GSA Connects 2022 meeting in Denver, Colorado

Paper No. 65-5
Presentation Time: 2:00 PM-6:00 PM

PENNSYLVANIAN-PERMIAN LITHOSTRATIGRAPHY AND ASTROCHRONOLOGY OF THE WESTERN LAURENTIAN MARGIN, CALIFORNIA AND NEVADA, USA


STAUFFER, Eric, SMITH, M. Elliot and VOTE, Kelly, School of Earth and Sustainability, Northern Arizona University, 602 S. Humphreys, Flagstaff, AZ 86011

Waxing and waning of continental glaciers on Gondwana during the Late Paleozoic Ice Age induced high-magnitude eustatic sea-level fluctuations from the Late Mississippian to Early Permian and have been attributed to orbitally-driven insolation variation. These changes are recorded globally in cyclic marine strata preserved in paleoequatorial basins. To better understand orbital forcing, glacial-interglacial cycles, and the expression of shelf and slope lithofacies across a deep- to shallow-marine stratigraphic transect, we measured several thick sections of conodont-bearing upper Pennsylvanian through lower Permian strata along the western Laurentian margin. Decimeter-scale stratigraphy and a spectral gamma ray log of the Keeler Canyon Formation were measured at Ubehebe Mine, CA, adding to an existing record at Cerro Gordo, CA. These strata are an ~8 My succession of intercalated gravity flow deposits, turbidites, and marlstones. We also documented the coeval shallow marine Bird Spring Formation at Arrow Canyon, NV, and collected 150 0.5 meter-spaced unaltered carbonate micrite samples across the Pennsylvanian-Permian boundary. Cyclicity at Ubehebe Mine is expressed by prominent oscillations between intervals of debrites and turbidites and thinner marlstone intervals, whereas at Arrow Canyon, shallow water carbonate facies predominate. δ13C values vary between 1‰ and 4‰ across the section at the 5 to 40 meter scale and likely correspond to oscillations between interglacial sea-level highstands and glacial sea-level lowstands.
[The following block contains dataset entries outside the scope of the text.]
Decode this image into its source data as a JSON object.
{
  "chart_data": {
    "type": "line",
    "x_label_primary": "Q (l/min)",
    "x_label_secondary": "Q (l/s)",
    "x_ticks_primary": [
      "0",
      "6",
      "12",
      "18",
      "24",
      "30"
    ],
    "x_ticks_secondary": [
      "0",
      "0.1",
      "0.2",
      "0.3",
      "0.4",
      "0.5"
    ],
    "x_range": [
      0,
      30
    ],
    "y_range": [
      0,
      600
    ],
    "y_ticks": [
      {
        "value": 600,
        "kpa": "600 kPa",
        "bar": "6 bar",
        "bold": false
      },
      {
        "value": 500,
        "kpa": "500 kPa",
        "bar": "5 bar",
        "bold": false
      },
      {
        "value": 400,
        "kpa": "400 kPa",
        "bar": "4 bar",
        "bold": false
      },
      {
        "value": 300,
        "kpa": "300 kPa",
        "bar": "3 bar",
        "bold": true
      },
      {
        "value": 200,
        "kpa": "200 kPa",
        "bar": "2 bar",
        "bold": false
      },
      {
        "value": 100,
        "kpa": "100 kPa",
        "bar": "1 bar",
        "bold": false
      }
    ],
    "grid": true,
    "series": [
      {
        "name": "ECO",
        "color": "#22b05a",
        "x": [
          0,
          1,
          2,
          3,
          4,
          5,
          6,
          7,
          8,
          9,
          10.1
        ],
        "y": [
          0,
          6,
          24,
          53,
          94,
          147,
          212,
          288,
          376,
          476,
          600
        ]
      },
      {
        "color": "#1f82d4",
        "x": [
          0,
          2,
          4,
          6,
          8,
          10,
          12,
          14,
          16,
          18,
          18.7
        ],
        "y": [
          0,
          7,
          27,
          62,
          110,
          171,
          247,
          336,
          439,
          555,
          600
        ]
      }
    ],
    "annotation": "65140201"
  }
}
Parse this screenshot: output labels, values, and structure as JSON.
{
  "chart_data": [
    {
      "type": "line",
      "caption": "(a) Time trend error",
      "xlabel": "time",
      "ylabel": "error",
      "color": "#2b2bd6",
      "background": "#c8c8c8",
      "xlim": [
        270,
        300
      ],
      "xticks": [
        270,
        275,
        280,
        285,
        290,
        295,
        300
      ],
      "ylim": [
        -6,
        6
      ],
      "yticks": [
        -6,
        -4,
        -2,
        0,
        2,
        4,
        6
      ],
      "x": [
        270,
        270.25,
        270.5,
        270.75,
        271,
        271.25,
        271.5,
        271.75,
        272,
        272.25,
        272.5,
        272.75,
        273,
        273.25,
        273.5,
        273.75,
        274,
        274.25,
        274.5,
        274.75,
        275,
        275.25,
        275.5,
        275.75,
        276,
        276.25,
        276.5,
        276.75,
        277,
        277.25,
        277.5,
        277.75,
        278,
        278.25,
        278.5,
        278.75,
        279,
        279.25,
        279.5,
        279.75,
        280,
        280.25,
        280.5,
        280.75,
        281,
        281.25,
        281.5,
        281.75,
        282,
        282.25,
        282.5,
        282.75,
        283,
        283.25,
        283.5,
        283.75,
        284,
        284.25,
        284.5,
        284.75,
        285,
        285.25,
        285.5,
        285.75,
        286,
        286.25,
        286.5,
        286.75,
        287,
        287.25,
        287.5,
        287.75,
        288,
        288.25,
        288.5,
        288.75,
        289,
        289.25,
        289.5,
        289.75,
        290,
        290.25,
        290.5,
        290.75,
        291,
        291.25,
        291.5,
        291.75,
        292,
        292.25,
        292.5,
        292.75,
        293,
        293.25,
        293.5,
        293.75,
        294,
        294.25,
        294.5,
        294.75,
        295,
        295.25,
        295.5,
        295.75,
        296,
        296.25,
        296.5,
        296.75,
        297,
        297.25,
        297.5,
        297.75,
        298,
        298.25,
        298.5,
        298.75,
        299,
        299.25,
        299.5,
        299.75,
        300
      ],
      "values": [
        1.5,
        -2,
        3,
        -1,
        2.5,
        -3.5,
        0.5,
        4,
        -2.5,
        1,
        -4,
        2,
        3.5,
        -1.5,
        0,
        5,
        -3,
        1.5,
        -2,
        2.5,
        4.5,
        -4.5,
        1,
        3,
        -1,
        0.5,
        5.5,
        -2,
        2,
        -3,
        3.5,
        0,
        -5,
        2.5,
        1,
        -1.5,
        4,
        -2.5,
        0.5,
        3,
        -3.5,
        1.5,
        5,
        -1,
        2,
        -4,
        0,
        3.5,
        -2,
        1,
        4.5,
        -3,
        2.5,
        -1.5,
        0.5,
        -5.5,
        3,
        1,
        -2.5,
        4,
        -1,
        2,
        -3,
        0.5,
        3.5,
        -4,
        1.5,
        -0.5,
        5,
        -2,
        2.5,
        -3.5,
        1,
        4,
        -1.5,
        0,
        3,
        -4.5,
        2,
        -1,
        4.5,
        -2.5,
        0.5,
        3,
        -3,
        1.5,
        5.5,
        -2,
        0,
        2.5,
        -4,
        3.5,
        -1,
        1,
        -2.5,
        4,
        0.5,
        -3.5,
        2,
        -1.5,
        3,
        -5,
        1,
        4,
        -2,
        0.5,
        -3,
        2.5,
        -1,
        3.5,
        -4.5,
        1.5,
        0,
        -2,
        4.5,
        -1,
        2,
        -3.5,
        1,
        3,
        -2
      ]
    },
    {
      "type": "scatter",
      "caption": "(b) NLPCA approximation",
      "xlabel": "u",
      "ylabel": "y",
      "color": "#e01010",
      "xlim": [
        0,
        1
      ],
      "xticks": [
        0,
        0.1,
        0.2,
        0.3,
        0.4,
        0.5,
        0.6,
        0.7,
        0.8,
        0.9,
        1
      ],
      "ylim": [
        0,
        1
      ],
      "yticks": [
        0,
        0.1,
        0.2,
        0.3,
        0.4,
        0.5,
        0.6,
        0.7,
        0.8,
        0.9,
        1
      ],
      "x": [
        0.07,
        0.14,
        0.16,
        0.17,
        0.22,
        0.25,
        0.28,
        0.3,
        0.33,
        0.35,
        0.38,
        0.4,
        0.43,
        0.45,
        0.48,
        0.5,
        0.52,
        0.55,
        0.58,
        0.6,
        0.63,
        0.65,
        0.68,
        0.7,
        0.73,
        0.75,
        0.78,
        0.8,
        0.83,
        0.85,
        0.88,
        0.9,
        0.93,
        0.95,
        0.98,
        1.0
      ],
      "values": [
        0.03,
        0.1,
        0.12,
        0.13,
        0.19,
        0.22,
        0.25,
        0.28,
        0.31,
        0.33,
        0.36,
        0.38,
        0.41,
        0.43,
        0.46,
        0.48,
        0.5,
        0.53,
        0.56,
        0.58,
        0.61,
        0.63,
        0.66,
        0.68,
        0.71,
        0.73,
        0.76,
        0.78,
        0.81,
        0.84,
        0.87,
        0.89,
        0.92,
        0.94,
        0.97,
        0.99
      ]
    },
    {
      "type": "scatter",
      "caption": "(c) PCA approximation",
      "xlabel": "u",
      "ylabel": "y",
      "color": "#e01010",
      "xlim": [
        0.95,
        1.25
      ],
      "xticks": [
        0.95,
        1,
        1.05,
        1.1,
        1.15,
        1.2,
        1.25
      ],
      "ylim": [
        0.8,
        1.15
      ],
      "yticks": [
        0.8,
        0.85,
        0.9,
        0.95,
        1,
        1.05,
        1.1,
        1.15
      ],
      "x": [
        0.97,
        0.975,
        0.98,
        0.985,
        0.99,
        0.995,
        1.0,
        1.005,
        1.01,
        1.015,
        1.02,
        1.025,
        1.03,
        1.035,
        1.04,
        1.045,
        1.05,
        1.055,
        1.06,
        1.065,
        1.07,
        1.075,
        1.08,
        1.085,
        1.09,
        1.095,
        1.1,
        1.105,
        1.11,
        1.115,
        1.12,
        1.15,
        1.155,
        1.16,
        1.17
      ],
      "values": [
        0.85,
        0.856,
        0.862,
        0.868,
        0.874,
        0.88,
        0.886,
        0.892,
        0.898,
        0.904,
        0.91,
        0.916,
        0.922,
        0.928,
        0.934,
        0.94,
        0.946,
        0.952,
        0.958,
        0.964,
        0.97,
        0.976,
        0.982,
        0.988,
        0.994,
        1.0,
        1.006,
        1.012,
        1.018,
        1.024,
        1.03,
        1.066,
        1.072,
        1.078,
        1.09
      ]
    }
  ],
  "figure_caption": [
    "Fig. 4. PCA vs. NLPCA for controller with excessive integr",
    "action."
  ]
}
The basal Asselian records the largest δ13C values and shallowest lithofacies, consistent with a glacial period and sea-level lowstand. Coarse-grained turbidites and debrites from the Keeler basin coincide with higher δ13C values, consistent with increased shelf instability and gravity-flow processes during sea-level lowstand. Marlstone intervals typically have lower δ13C values and record intervals of shelf inundation. Spectral analysis of gamma ray and δ13C time series reveal prominent bundled periodicities that closely match predicted Late Paleozoic orbital cycles. The 405, 123, and 95 Ky eccentricity cycles were identified at all locations, and obliquity and precession are observed in several densely-sampled portions of the Keeler Canyon Formation.